Patrick J. Kennedy
Patrick Joseph Kennedy, the son of Irish immigrants, was born in Boston on 14th January, 1858. His father, Patrick Kennedy, died of cholera ten months after he was born. His mother, Bridget Kennedy, who also had three daughters, found work as a clerk in a shop.
Kennedy attended the Roman Catholic school, Sisters of Notre Dame, before finding work in the East Boston Shipyards. In 1880 Kennedy borrowed money from his mother and sisters to purchase a run-down saloon in a poor area of Boston. Although he was himself a teetotaler, the business venture was a success and he was soon able to obtain a second saloon.
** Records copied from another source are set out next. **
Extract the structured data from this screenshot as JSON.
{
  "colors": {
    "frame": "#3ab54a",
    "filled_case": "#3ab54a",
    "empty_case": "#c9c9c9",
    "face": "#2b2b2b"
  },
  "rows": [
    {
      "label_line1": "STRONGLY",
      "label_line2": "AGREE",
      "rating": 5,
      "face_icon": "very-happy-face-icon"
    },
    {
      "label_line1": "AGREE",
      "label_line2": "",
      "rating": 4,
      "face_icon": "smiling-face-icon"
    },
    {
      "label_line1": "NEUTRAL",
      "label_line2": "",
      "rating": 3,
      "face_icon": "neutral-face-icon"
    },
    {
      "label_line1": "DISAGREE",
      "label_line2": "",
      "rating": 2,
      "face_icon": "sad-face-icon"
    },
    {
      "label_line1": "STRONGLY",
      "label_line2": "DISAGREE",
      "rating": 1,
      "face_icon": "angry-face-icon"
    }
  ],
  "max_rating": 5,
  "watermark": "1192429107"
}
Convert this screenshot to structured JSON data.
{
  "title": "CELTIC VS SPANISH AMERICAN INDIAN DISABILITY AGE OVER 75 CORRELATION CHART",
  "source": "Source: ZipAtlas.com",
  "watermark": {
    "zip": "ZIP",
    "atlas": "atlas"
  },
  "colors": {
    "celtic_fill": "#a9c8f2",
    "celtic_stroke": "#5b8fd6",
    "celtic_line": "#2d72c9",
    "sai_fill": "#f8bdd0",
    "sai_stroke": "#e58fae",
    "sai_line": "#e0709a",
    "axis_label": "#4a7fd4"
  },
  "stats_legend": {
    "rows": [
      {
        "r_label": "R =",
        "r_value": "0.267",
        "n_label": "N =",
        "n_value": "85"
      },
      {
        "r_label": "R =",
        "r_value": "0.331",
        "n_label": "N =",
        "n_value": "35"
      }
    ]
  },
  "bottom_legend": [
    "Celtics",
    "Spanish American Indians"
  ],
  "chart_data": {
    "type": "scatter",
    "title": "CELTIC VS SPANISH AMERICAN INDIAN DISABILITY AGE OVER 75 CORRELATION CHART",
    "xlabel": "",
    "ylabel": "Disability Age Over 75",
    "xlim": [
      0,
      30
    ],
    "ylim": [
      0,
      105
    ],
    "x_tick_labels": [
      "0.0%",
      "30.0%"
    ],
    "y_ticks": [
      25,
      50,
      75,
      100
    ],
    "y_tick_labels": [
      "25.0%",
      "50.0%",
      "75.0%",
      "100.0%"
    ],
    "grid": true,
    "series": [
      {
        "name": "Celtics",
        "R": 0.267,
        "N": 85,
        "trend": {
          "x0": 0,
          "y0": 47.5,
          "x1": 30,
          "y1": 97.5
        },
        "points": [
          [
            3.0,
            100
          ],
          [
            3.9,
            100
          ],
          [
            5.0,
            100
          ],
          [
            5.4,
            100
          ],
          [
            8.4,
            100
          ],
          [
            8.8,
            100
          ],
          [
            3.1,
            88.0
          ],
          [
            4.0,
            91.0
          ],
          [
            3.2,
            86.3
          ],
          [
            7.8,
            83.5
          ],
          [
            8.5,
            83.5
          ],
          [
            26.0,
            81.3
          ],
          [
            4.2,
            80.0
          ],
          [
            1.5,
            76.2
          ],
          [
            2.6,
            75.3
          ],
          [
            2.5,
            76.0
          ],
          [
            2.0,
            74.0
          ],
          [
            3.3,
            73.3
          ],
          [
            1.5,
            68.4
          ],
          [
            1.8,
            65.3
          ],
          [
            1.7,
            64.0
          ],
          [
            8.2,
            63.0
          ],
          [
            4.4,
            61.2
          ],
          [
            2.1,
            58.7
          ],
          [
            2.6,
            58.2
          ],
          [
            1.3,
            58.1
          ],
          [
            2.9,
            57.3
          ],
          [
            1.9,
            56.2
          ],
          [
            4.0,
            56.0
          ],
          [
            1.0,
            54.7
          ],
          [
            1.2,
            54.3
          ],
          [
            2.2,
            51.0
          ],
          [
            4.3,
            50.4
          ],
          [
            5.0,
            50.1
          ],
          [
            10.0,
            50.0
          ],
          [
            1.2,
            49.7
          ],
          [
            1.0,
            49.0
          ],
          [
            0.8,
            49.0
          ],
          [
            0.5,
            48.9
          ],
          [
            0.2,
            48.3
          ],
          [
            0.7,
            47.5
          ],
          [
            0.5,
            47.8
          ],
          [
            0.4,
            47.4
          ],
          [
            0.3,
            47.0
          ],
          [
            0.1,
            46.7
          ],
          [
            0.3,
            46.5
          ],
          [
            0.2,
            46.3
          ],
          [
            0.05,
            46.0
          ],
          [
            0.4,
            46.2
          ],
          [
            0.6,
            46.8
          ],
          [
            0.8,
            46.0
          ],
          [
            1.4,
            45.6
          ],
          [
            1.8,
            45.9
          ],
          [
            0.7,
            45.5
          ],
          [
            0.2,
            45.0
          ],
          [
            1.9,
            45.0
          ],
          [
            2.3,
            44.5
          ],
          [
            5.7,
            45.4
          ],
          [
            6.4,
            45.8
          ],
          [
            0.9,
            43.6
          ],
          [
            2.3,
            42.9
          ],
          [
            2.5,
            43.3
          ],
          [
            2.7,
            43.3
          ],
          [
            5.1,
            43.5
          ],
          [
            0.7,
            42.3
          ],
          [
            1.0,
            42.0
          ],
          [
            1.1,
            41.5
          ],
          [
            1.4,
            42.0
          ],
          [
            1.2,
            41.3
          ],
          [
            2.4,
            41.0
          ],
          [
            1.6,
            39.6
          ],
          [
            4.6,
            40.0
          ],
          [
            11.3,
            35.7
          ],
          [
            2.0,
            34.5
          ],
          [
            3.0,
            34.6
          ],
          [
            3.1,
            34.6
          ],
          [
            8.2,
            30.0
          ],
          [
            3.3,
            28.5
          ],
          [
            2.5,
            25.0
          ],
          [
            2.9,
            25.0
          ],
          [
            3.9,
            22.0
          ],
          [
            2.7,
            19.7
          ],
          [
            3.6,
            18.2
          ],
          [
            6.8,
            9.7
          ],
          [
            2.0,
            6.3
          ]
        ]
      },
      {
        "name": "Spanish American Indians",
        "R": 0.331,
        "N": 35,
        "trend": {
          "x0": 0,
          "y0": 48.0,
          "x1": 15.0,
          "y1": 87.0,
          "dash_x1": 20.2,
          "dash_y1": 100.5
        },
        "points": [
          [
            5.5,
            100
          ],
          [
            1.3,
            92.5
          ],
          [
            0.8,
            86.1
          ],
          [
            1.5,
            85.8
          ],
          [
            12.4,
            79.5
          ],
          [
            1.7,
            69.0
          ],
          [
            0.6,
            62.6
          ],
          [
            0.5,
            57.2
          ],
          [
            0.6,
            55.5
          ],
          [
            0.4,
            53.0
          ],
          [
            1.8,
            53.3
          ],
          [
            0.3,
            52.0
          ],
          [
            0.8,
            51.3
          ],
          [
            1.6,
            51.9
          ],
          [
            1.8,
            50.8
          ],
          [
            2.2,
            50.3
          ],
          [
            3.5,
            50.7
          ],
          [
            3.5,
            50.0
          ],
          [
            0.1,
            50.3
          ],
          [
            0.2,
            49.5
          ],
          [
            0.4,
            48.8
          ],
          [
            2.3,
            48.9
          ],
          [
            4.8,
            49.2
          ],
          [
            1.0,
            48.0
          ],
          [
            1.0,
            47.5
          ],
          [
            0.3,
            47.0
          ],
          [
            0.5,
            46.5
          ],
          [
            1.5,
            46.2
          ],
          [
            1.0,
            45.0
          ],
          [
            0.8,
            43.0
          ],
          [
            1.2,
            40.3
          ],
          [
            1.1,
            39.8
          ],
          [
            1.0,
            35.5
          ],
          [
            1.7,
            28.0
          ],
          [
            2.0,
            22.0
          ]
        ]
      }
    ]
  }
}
In 1885 he started his own wine and spirit importation business, P.J. Kennedy and Company.
In 1887 Kennedy married Mary Augusta Hickey, the daughter of a prosperous businessman in the city. A member of the Democratic Party Kennedy was elected to the Massachusetts Senate in 1892.
Along with John Francis Fitzgerald, Kennedy became the most important political figure in Boston. In 1914 Kennedy's son, Joseph Patrick Kennedy, married Fitzgerald's daughter, Rose Fitzgerald: the parents of John Fitzgerald Kennedy, Robert Kennedy and Edward Kennedy. Patrick Joseph Kennedy died in 1929.